We all know the pressures of getting the perfect internship during your college years. You want the position that will give you the experience and connections necessary to either continue into a full time role or learn more about yourself to move onto different career paths. I took a chance at an internship that was not exactly the "perfect" one for me but one that I definitely knew would challenge me and allow me to grow in my "soft" and "hard" skills.
This past Winter, I was working an internship while also balancing school full time. Now, let me tell you… I was so excited for this opportunity that when I got the call in May 2021, I could not stop screaming and jumping up and down. I had worked for this opportunity, researched the company, and basically did everything I needed to do to secure my position. I felt so content with myself because I knew this opportunity would help open doors for me that I didn't even know were possible.
However, the reality of things was much different. I began this internship (again) extremely excited, but quickly found out that it required me to realign myself in balancing my responsibilities. I had to keep a rigid schedule and stick to deadlines in both areas of my life––school and work.
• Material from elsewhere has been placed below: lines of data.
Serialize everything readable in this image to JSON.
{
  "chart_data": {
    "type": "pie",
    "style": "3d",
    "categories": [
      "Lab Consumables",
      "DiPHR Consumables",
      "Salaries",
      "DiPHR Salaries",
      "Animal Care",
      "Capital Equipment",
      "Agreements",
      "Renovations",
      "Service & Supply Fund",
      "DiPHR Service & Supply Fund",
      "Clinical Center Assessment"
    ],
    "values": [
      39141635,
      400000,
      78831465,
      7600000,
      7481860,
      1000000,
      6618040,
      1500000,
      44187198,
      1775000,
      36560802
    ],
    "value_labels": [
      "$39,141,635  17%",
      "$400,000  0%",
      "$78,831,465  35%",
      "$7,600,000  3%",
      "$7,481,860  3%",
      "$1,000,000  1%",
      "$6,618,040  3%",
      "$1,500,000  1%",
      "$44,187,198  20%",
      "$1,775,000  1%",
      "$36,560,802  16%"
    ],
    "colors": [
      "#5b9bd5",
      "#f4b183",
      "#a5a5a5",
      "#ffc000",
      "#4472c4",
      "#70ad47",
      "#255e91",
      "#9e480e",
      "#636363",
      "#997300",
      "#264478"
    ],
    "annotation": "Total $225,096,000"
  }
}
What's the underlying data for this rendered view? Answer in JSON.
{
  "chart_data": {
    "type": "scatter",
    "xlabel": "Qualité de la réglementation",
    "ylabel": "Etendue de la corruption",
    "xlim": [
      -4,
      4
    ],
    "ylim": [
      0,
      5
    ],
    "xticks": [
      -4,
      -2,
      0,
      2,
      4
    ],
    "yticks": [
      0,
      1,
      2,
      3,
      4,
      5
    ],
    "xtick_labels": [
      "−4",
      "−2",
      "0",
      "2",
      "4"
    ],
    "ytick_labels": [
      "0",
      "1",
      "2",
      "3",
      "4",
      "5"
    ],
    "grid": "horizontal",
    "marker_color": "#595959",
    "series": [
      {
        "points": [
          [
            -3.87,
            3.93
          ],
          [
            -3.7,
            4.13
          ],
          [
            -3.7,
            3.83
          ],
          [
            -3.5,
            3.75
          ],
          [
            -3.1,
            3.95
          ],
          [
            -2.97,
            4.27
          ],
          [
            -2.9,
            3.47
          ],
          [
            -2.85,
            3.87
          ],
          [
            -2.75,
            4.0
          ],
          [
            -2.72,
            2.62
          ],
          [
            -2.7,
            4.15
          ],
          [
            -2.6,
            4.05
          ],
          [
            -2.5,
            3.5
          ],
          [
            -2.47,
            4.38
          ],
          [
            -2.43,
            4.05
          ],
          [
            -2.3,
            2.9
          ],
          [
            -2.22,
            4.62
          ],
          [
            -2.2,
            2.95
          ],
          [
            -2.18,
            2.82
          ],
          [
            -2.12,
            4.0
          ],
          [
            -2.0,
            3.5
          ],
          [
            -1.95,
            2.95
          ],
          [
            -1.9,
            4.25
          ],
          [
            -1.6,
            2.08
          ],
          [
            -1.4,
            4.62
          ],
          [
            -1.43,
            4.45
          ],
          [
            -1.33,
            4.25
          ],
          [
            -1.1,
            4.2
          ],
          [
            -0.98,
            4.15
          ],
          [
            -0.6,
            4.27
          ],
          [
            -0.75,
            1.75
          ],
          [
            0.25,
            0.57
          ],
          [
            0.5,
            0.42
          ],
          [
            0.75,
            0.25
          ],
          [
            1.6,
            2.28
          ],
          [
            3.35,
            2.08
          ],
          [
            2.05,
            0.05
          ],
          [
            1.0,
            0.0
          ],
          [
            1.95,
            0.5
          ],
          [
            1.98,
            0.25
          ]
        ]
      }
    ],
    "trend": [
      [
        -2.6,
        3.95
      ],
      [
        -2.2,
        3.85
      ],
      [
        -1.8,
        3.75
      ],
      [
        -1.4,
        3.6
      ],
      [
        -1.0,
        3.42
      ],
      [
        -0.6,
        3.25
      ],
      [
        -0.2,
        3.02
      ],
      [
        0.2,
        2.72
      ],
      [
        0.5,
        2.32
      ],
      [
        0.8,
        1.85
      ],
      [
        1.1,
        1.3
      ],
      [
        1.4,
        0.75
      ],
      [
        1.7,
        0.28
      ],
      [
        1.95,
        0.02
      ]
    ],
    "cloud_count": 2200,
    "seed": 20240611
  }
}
I am not going to lie... it was a hard transition from having free time to barely having time for myself. I had to give up some of the things I enjoyed doing, namely school activities like Her Campus, catching up with friends, and taking long strolls along the National Mall. Nevertheless, I kept reminding myself that it was going to pay off in the future in some way.
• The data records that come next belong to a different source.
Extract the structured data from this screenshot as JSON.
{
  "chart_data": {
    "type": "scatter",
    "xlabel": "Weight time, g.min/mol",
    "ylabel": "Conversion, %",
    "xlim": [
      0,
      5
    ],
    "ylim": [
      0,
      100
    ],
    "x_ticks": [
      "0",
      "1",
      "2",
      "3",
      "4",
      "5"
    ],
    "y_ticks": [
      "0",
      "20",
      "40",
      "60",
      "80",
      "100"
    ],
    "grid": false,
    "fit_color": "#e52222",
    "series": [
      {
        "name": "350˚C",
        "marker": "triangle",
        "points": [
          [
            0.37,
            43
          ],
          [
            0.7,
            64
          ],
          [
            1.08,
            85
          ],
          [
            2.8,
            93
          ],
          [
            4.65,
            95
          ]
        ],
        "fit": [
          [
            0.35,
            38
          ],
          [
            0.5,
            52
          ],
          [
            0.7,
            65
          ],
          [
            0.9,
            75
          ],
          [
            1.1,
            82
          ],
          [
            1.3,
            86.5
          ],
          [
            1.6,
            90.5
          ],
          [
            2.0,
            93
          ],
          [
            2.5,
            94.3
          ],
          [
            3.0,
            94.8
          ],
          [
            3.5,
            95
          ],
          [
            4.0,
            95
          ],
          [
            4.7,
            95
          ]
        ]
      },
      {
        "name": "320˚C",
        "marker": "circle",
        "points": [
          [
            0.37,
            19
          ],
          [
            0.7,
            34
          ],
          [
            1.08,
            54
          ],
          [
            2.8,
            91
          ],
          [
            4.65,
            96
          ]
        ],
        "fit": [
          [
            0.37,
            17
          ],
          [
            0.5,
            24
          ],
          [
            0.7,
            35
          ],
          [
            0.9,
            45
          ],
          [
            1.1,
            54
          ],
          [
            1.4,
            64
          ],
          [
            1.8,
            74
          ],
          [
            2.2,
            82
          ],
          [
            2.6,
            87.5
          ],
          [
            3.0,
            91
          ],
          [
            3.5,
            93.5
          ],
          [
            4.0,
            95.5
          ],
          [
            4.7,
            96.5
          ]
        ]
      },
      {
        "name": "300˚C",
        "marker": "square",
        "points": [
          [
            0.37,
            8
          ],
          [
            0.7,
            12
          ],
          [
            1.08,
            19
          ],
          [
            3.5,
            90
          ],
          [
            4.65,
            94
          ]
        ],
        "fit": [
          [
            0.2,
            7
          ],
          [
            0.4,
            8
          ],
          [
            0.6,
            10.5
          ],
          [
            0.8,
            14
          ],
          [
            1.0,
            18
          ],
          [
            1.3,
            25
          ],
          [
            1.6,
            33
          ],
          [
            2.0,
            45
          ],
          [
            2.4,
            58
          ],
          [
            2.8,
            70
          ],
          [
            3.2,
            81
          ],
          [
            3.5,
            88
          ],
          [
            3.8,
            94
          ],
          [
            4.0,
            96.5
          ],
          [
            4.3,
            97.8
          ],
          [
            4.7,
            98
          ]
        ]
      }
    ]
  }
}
I began a rigorous schedule of waking up, showering, eating breakfast, watching the news, and heading straight to my desk. I started my work day with meetings, catching up on emails, and most importantly, communicating with my supervisor to see how my projects were progressing and if there was anything needing assistance. Prior to this, I never worked in a fully remote environment, so this required me to learn new skills such as taking breaks for physical movement, listening to LoFi Beats on Spotify for background noise, and sticking to a routine. One of the most important things I learned is to make your environment comfortable when working in a remote environment because it will help you have a smoother work day, and you will accomplish more!
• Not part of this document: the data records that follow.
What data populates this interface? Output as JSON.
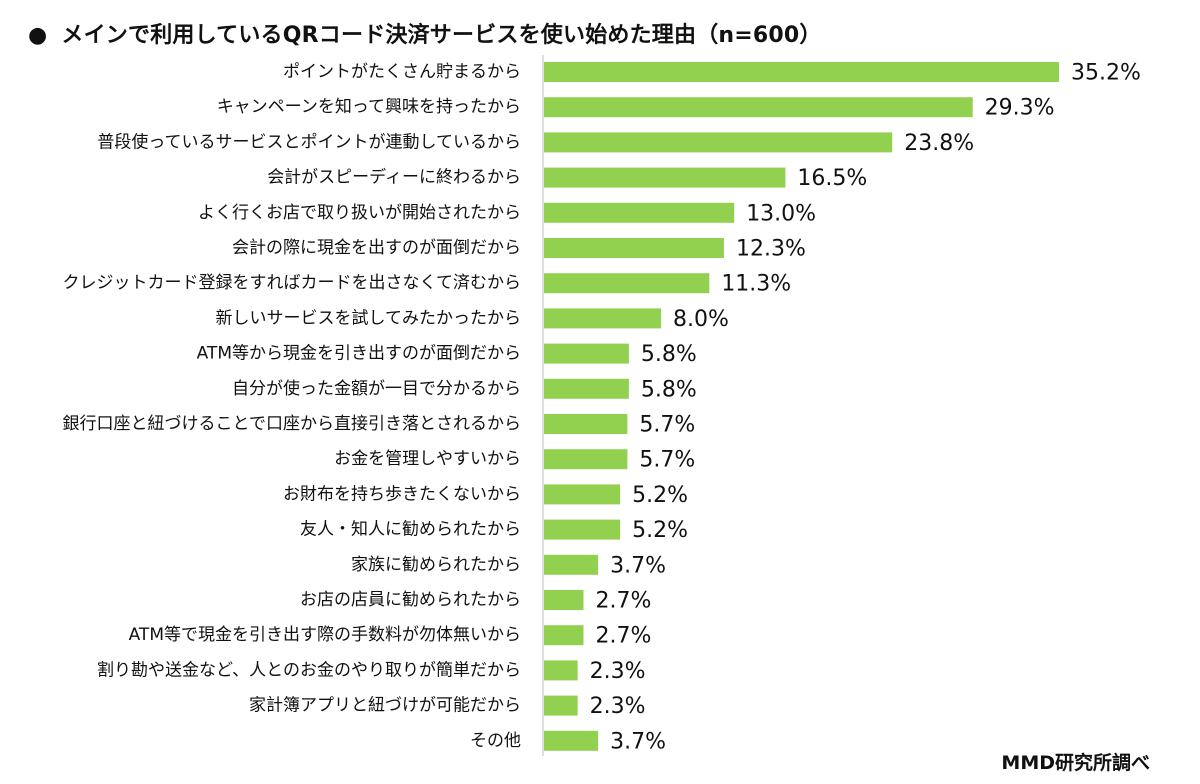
{
  "title": {
    "bullet": "●",
    "text": "メインで利用しているQRコード決済サービスを使い始めた理由（n=600）"
  },
  "source": "MMD研究所調べ",
  "colors": {
    "bar": "#92D050",
    "axis": "#BFBFBF"
  },
  "chart_data": {
    "type": "bar",
    "orientation": "horizontal",
    "title": "メインで利用しているQRコード決済サービスを使い始めた理由（n=600）",
    "unit": "%",
    "xlim": [
      0,
      35.2
    ],
    "grid": false,
    "legend": "none",
    "categories": [
      "ポイントがたくさん貯まるから",
      "キャンペーンを知って興味を持ったから",
      "普段使っているサービスとポイントが連動しているから",
      "会計がスピーディーに終わるから",
      "よく行くお店で取り扱いが開始されたから",
      "会計の際に現金を出すのが面倒だから",
      "クレジットカード登録をすればカードを出さなくて済むから",
      "新しいサービスを試してみたかったから",
      "ATM等から現金を引き出すのが面倒だから",
      "自分が使った金額が一目で分かるから",
      "銀行口座と紐づけることで口座から直接引き落とされるから",
      "お金を管理しやすいから",
      "お財布を持ち歩きたくないから",
      "友人・知人に勧められたから",
      "家族に勧められたから",
      "お店の店員に勧められたから",
      "ATM等で現金を引き出す際の手数料が勿体無いから",
      "割り勘や送金など、人とのお金のやり取りが簡単だから",
      "家計簿アプリと紐づけが可能だから",
      "その他"
    ],
    "values": [
      35.2,
      29.3,
      23.8,
      16.5,
      13.0,
      12.3,
      11.3,
      8.0,
      5.8,
      5.8,
      5.7,
      5.7,
      5.2,
      5.2,
      3.7,
      2.7,
      2.7,
      2.3,
      2.3,
      3.7
    ],
    "value_labels": [
      "35.2%",
      "29.3%",
      "23.8%",
      "16.5%",
      "13.0%",
      "12.3%",
      "11.3%",
      "8.0%",
      "5.8%",
      "5.8%",
      "5.7%",
      "5.7%",
      "5.2%",
      "5.2%",
      "3.7%",
      "2.7%",
      "2.7%",
      "2.3%",
      "2.3%",
      "3.7%"
    ]
  }
}
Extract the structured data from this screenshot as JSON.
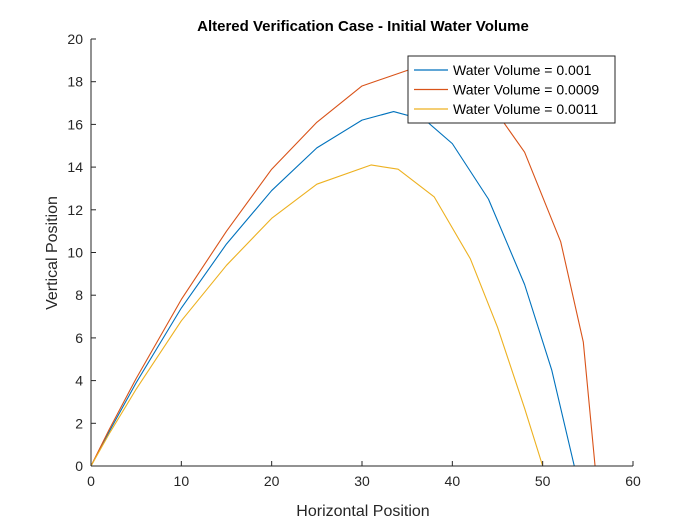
{
  "chart_data": {
    "type": "line",
    "title": "Altered Verification Case - Initial Water Volume",
    "xlabel": "Horizontal Position",
    "ylabel": "Vertical Position",
    "xlim": [
      0,
      60
    ],
    "ylim": [
      0,
      20
    ],
    "xticks": [
      0,
      10,
      20,
      30,
      40,
      50,
      60
    ],
    "yticks": [
      0,
      2,
      4,
      6,
      8,
      10,
      12,
      14,
      16,
      18,
      20
    ],
    "grid": false,
    "legend_position": "top-right",
    "series": [
      {
        "name": "Water Volume = 0.001",
        "color": "#0072BD",
        "x": [
          0,
          2,
          5,
          10,
          15,
          20,
          25,
          30,
          33.5,
          37,
          40,
          44,
          48,
          51,
          53.5
        ],
        "y": [
          0,
          1.6,
          3.9,
          7.4,
          10.4,
          12.9,
          14.9,
          16.2,
          16.6,
          16.2,
          15.1,
          12.5,
          8.5,
          4.5,
          0
        ]
      },
      {
        "name": "Water Volume = 0.0009",
        "color": "#D95319",
        "x": [
          0,
          2,
          5,
          10,
          15,
          20,
          25,
          30,
          35.5,
          40,
          44,
          48,
          52,
          54.5,
          55.8
        ],
        "y": [
          0,
          1.7,
          4.1,
          7.8,
          11,
          13.9,
          16.1,
          17.8,
          18.6,
          18.3,
          17.1,
          14.7,
          10.5,
          5.8,
          0
        ]
      },
      {
        "name": "Water Volume = 0.0011",
        "color": "#EDB120",
        "x": [
          0,
          2,
          5,
          10,
          15,
          20,
          25,
          31,
          34,
          38,
          42,
          45,
          48,
          50
        ],
        "y": [
          0,
          1.5,
          3.6,
          6.8,
          9.4,
          11.6,
          13.2,
          14.1,
          13.9,
          12.6,
          9.7,
          6.5,
          2.7,
          0
        ]
      }
    ]
  }
}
For three months, this was my routine everyday (even sometimes on Saturdays). In the nights, I would have my classes, which I became more appreciative of since they reminded me that I was still a student.
Towards the middle of my internship, I became increasingly irked because I was finding that my team was not respecting the fact that I was a student first and would make me work past normal business hours. I would dread having to log on because of the lack of training and communication provided by my team and company. Don't get me wrong... I am very grateful to have been granted this opportunity, but it is important to point out that it was not all just sunshine and flowers. I continued to persevere because I wanted to push myself to be the first to reach out to learn more and become comfortable with being uncomfortable.
Knowing not to settle for less than you deserve is essential for both job searching and life as a whole.
Finally, I came to the conclusion that pursuing this role full time was not for me. It was difficult to admit, but it was not how I wanted my first full time job out of college to be like. Knowing yourself and what you want is very important when searching for internships and jobs. Knowing not to settle for less than you deserve is essential for both job searching and life as a whole.
Although I did not enjoy the technical side of my internship, I can say that I enjoyed being pushed harder than ever as a professional. I reached new limits I once did not think were possible for myself. I am forever grateful to have been granted this opportunity during my college years.
All in all, I learned a whole lot about myself, business industries, and important transferable skills such as time management, perseverance, and communication (especially in a virtual environment). I learned that the team that you work with defines a lot of how your day to day is going to go. Most importantly, I learned to listen to yourself––when something does not seem like a right fit, it probably isn't.